How to Reduce Sugar Intake
The word sugar means different things to different people. The young love sugar, the middle-aged are wary of it while the aged are terrified. Why are there mixed feelings for something sweet and palatable? Well, here we break it down for you.
Understanding the basics of sugar.
Sugar is an energy source. The body breaks sugar down into glucose that the brain uses to function and the cells in the body use as energy. Depending on their source of supply, sugar is classified into sucrose, glucose and fructose, lactose and maltose. Irrespective of how it is ingested, the body shows no partiality in breaking down sugar. It is the degree of absorption that varies and that depends on whether it is consumed as a solid or liquid.
A person can have up to six teaspoons of sugar a day. Lesser than that is even better. Consuming sugar in excess results in health conditions like type 2 diabetes, heart disease, inflammation, obesity and fatty liver. Excess sugar speeds up the ageing process and is also associated with mind-related issues like depression and skin problems like acne.
The following points help reduce the intake of sugar and curb the craving.
Get accustomed to less sweetness.
Give your palate time to adjust. Instead of banning sugar, reduce the amount of sugar you add to foods and drinks a little at a time. Gradually, you will get accustomed to the taste of food with less sugar.
Limit sugary drinks.
Sugary drinks are not only a source of empty calories but they also show the strongest relationship with tooth decay, obesity and type 2 diabetes. Although fruit juice contains natural sugar, the juicing process means the sugar in the cell wall of the plant is released as ‘free sugar’ which damages teeth, raises blood sugar levels and provides additional calories. Replace soft drinks with water, low-fat milk, unsweetened tea or coffee.
Minimize processed foods.
Replace highly processed sugary foods like sweets, chocolate, cakes, biscuits and desserts in your diet with natural ones found in fruits and vegetables. These have a less drastic effect on blood sugar levels. Processed foods also stimulate hunger and make it difficult to control appetite and body weight.
Don’t ban fruit.
Sugar that occurs naturally in fruits is less concentrated, and consuming it along with fiber ensures that absorption of sugar is gradual. Fruits are also a valuable source of vitamins, minerals and phytochemicals.
Read the label.
It is necessary to be aware of sugar intake, so check labels for sucrose, glucose syrup, invert sugar, fructose, dextrose, maltodextrin, fruit syrup, raw sugar, cane sugar and glucose. Foods disguised as health foods can also be loaded with added sugar. Agave nectar, honey, organic cane sugar and maple syrup fall into this category.
Beware of low-fat foods.
Low-fat foods often contain more sugar than their full-fat equivalents. Manufacturers replace fat with other ingredients including sugar to improve taste. These foods do not always satisfy taste expectations resulting in eating more.
Rethink your breakfast.
A high-protein breakfast keeps you feeling fuller for longer. Readymade breakfast cereals are loaded with sugar. Replace them with porridge, eggs on toast, or yogurt with fresh fruit and nuts.

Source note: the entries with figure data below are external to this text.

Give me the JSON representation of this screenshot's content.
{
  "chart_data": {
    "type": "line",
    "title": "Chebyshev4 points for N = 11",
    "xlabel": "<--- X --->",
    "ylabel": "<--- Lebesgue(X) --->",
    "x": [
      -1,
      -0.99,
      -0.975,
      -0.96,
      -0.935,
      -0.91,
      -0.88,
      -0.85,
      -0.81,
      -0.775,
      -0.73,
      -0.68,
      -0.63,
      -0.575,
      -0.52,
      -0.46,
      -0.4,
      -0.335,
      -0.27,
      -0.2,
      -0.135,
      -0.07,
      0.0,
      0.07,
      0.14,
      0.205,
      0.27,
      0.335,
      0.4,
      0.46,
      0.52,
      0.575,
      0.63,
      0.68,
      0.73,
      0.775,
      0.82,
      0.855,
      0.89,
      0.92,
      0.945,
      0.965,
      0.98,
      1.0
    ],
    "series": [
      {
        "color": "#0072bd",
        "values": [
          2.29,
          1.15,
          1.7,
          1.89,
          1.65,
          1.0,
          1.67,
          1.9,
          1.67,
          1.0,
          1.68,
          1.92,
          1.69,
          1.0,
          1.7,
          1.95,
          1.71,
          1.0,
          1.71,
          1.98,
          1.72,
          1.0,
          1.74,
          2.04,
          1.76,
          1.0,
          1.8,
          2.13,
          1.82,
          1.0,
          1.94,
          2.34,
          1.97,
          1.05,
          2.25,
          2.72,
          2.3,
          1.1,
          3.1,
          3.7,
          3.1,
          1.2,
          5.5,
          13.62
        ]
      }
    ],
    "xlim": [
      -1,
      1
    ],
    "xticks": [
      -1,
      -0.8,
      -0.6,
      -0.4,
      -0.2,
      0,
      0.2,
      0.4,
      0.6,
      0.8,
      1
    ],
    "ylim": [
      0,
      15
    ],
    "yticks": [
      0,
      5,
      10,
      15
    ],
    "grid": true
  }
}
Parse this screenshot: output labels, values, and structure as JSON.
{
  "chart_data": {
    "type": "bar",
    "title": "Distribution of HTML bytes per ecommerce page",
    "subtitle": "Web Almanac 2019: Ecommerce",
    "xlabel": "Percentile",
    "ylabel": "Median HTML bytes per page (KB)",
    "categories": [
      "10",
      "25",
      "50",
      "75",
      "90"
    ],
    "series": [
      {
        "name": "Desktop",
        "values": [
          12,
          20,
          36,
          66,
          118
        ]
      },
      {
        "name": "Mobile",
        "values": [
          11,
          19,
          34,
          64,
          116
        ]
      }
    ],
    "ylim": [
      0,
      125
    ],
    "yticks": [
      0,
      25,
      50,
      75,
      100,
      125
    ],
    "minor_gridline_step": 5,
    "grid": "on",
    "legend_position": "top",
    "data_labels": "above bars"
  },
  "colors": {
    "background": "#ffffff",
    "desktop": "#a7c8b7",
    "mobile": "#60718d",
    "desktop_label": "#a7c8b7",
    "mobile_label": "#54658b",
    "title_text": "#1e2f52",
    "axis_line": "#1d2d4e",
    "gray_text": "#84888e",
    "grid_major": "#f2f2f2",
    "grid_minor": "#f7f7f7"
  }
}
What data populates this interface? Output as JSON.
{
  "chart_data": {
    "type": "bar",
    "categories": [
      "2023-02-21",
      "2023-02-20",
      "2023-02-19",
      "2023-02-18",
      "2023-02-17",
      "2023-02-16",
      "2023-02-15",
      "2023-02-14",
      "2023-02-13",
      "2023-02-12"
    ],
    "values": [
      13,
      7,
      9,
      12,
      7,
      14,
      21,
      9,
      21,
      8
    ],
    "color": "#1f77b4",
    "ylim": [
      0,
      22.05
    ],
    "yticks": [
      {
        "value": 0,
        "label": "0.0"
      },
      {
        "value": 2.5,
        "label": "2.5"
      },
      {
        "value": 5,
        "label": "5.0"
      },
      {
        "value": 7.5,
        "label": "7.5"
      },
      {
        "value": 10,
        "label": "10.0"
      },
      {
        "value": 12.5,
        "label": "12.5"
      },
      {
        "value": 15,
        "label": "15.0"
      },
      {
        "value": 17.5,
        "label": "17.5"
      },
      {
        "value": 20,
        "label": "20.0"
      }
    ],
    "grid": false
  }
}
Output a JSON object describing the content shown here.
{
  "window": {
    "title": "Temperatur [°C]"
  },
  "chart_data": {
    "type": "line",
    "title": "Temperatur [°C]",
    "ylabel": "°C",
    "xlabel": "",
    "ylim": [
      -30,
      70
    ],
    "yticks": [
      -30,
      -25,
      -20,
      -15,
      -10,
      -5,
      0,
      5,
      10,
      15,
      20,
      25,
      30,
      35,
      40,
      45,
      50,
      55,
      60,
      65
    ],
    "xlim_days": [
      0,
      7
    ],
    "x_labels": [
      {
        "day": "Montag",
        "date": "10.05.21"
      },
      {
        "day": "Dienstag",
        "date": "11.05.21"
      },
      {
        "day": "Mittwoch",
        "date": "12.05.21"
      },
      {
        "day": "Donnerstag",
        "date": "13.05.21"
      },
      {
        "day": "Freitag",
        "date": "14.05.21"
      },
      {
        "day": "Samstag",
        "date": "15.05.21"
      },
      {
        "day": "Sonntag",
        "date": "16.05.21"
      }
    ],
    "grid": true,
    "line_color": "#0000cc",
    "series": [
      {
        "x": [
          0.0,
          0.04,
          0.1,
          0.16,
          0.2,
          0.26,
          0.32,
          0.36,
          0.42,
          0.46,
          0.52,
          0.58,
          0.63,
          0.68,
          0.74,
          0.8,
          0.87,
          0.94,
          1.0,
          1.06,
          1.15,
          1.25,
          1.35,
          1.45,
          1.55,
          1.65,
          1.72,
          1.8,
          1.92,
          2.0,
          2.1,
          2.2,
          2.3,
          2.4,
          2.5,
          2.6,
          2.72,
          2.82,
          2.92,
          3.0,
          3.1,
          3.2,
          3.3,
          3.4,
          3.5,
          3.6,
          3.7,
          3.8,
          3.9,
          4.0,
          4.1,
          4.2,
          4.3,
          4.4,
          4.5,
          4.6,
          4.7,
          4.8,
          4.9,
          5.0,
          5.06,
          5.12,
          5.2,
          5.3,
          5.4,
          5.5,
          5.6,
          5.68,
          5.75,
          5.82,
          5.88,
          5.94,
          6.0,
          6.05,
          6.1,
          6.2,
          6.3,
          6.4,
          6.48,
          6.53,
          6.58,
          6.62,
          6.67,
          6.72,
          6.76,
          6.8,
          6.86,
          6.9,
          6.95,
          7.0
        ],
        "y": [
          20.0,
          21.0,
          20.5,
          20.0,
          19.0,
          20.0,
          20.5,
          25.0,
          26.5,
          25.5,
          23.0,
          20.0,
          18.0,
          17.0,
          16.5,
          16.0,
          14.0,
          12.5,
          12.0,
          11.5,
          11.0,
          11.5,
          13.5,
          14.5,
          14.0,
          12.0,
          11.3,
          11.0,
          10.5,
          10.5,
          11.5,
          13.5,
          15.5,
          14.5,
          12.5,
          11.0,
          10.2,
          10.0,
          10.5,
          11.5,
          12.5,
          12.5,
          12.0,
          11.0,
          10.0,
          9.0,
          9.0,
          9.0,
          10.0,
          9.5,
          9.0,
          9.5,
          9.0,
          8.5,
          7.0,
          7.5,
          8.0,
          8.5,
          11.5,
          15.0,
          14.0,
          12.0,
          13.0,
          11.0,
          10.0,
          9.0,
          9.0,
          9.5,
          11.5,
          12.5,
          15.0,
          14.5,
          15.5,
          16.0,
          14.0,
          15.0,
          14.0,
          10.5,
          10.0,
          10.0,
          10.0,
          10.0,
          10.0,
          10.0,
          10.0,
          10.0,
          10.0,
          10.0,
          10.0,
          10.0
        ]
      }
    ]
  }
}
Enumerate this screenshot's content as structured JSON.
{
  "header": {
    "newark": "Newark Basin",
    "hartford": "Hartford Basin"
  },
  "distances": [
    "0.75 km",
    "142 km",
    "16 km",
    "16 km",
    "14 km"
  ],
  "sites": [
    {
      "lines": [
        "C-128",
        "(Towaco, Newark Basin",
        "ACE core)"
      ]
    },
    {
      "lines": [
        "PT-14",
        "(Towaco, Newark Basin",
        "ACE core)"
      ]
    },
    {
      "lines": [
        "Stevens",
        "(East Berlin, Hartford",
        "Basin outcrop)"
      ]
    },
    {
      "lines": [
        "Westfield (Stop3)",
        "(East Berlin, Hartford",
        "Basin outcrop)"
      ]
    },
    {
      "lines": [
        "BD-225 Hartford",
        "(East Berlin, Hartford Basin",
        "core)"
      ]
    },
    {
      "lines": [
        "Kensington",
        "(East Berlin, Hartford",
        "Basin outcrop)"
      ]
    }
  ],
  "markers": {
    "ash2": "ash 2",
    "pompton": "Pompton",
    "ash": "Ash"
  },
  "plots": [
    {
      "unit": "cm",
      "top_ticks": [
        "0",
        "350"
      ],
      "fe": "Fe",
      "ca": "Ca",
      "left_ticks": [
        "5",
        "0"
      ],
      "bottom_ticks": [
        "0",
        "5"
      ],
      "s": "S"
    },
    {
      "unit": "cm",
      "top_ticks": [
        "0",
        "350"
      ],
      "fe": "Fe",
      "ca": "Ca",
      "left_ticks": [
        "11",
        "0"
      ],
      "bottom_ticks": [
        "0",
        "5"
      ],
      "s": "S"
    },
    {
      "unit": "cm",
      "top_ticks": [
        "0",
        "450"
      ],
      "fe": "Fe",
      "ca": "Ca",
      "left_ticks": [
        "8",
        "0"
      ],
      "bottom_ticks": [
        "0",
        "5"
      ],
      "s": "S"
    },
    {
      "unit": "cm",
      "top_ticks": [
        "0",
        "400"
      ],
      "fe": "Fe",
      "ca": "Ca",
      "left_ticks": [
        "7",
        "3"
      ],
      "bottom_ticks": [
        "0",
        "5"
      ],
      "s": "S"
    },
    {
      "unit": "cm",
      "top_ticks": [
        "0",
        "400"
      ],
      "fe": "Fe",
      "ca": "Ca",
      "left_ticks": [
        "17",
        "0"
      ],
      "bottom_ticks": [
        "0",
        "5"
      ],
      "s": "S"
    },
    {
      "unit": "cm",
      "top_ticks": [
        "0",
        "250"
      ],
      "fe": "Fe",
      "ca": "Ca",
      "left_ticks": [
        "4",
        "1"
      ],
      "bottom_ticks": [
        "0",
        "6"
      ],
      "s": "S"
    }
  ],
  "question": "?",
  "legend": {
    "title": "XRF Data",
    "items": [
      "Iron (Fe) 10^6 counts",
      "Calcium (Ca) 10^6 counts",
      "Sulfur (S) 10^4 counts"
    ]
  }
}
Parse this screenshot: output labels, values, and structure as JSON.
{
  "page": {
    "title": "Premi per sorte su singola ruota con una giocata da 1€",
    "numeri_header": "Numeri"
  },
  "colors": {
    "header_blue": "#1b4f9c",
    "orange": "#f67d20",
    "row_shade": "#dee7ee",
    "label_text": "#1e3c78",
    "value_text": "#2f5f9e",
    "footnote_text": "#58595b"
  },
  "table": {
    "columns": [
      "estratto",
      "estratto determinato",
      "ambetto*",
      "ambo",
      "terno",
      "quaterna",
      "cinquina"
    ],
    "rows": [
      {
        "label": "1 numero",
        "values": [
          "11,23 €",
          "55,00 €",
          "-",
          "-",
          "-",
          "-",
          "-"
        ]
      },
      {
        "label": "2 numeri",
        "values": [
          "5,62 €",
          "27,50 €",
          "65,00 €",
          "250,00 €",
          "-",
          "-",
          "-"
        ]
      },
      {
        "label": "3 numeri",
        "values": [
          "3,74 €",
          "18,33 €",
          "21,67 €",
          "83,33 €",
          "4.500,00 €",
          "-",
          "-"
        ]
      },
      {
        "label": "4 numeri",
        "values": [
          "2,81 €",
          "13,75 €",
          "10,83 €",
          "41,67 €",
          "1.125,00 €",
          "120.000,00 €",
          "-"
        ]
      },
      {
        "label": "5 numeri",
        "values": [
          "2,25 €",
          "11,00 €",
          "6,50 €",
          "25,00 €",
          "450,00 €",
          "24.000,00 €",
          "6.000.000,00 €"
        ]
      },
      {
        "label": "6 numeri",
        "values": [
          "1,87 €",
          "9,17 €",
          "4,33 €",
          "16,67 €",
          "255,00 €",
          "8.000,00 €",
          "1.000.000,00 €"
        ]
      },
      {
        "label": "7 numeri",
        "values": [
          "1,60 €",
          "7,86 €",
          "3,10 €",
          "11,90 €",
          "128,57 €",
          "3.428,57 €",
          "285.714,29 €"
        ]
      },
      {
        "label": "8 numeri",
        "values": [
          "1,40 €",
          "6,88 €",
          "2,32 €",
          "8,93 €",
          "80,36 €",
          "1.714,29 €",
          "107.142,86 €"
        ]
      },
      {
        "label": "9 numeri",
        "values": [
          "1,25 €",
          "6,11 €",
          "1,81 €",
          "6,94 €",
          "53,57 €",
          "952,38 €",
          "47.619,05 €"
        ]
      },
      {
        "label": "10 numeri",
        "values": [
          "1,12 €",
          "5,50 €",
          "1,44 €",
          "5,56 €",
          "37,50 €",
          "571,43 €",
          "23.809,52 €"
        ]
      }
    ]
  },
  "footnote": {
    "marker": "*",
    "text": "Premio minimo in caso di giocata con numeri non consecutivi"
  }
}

Substitute sugar with natural food enhancers.
Syrup is the most preferred food enhancer and the most vicious too. Substitute it with natural food enhancers like almond extract, cinnamon, dried fruit or canned fruit. They are not only healthy alternates but fulfilling treats.
The tongue accustoms itself to the tastes we introduce it to. Cutting down on sugar does not have to feel punitive. Over time, the sugar craving will die down revealing an improvement in overall health, loss in weight and a boost in confidence.